Kearney had been in ill health for quite a few years, and believed that spending time in the arid central valley made his health worse. He was in San Francisco during the great 1906 earthquake and subsequent fires and avoided any injury, and was shaken up by it.

He died at age 64 while traveling to Bad Nauheim in Germany, a place he believed has healing powers, while aboard a luxury liner named Caronia. Kearney's remains were cremated in Liverpool, England and the ashes were returned to his Fresno estate. In 1929, the ashes were moved from his mansion to be interred in Fresno's Chapel of Light Mausoleum.

In Kearney's final will, he gifted the Fruit Vale Estate to the University of California, asking them to establish an experimental station as part of the university's College of Agriculture. The probate court approved the distribution of Kearney's estate, including Kearney Park and Kearney Mansion, to the University of California in June 1910. During the proceedings, San Francisco labor leader Denis Kearney attempted to prove he was Kearney's first cousin and collect an inheritance but the court denied him. The estate was also sued for payment on services rendered on the unfinished Chateau Fresno construction project.

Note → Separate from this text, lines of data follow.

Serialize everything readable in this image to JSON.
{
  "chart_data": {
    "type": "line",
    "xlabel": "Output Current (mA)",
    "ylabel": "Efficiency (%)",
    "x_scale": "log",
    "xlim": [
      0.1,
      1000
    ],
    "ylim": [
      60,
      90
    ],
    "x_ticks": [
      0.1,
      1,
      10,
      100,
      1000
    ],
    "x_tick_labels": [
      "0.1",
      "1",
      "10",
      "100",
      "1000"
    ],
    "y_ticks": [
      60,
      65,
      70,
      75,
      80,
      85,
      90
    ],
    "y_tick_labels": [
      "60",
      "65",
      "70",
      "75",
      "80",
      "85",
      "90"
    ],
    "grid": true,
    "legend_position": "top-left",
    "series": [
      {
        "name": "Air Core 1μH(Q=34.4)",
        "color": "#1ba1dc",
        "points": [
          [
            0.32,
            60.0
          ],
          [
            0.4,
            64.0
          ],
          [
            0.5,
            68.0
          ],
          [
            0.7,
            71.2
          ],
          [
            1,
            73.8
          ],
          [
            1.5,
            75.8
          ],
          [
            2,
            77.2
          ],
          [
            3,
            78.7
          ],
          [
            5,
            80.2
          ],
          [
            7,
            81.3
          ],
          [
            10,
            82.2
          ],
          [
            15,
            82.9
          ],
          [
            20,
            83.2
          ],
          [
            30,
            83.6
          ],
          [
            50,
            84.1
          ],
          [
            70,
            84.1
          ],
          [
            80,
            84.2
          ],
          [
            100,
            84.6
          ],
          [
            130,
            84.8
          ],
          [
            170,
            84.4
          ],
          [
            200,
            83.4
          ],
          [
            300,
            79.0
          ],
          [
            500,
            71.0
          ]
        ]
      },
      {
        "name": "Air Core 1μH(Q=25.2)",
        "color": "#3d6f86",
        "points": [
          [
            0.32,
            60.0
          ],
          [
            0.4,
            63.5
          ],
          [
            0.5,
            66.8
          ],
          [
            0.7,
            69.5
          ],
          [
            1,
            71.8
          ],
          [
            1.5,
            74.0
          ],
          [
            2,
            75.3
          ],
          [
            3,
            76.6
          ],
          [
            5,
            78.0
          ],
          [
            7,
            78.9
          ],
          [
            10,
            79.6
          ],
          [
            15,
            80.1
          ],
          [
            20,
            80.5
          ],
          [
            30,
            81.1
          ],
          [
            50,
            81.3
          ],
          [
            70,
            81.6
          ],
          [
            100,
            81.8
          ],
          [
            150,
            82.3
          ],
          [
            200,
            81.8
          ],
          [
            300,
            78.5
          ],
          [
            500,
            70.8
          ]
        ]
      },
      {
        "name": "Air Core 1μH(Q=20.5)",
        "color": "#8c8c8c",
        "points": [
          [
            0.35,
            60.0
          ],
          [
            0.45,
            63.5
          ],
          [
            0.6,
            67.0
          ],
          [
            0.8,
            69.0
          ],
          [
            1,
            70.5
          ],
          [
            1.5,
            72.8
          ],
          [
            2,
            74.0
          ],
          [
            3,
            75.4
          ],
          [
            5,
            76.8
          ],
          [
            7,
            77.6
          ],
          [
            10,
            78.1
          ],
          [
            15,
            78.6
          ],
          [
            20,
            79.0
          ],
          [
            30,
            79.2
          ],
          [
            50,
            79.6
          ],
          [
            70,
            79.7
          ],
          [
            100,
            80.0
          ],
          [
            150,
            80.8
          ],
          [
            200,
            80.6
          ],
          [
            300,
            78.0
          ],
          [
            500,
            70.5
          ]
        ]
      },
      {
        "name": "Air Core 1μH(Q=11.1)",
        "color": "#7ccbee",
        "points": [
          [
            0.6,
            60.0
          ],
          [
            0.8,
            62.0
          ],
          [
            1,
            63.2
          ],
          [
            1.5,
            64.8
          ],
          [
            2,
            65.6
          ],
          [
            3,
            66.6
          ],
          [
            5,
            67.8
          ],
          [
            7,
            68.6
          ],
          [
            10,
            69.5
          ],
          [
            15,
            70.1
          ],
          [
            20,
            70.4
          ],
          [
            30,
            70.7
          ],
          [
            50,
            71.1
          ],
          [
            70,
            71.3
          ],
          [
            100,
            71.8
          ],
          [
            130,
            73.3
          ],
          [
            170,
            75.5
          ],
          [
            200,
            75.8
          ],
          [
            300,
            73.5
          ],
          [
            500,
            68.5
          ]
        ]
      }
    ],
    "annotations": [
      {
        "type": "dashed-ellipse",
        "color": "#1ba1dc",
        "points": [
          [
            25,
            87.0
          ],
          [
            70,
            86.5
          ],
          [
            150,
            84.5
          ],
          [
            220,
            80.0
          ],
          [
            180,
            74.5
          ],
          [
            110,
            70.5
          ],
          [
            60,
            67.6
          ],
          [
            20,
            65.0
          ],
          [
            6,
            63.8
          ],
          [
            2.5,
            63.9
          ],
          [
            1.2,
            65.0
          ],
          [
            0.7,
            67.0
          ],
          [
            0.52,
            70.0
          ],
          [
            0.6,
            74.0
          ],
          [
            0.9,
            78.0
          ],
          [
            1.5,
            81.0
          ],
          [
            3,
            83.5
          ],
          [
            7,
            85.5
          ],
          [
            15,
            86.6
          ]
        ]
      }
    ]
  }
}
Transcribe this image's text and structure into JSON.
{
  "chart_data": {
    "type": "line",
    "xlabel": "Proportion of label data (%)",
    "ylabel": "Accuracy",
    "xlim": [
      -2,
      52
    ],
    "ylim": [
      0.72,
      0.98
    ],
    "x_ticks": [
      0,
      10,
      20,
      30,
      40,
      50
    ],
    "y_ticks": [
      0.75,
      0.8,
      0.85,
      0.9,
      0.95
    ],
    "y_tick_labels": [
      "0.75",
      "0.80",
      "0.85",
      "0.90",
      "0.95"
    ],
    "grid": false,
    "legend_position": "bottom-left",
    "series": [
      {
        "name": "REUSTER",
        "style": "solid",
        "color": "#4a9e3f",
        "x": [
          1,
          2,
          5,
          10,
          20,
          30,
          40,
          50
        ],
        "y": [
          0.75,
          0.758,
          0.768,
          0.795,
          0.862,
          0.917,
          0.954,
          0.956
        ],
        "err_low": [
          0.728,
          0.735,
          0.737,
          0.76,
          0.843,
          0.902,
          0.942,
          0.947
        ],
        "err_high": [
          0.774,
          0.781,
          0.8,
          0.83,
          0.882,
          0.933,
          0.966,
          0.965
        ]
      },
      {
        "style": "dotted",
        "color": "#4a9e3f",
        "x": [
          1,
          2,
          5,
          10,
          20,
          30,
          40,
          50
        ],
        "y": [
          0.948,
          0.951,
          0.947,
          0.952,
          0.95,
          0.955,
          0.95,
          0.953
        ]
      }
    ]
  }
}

After the university assumed ownership of the Fruit Vale Estate, it continued as a ranch and farm. It was operated by Ralph Frisselle, Kearney's original superintendent, until his death in 1912. Friselle's son, Samuel, managed the property from 1912 until the end of university ownership in 1949. By 1949 the university had sold all the land except for the community center (Kearney's mansion and the surrounding park). It was leased to Fresno County for $1 per year, effectively turning over ownership. The university established the M. Theo Kearney Foundation of Soil Science in 1951, to honor of Kearney's request. The purpose of the foundation is to support research on soils, plant nutrition, and water science.

Since the county took over, it has become a public park, named Kearney Park, with picnic areas, ball fields and a disc golf course. In 1962, the Fresno Historical Society agreed to operate the mansion and park as a museum. The site was added to the National Register of Historic Places in 1975.

Kearney Boulevard is currently an east–west thoroughfare, connecting downtown Fresno to the city of Kerman, 15 mi to the west. His name also became attached to the Kearney Bowl, a Fresno racetrack in operation from 1938 to 1970.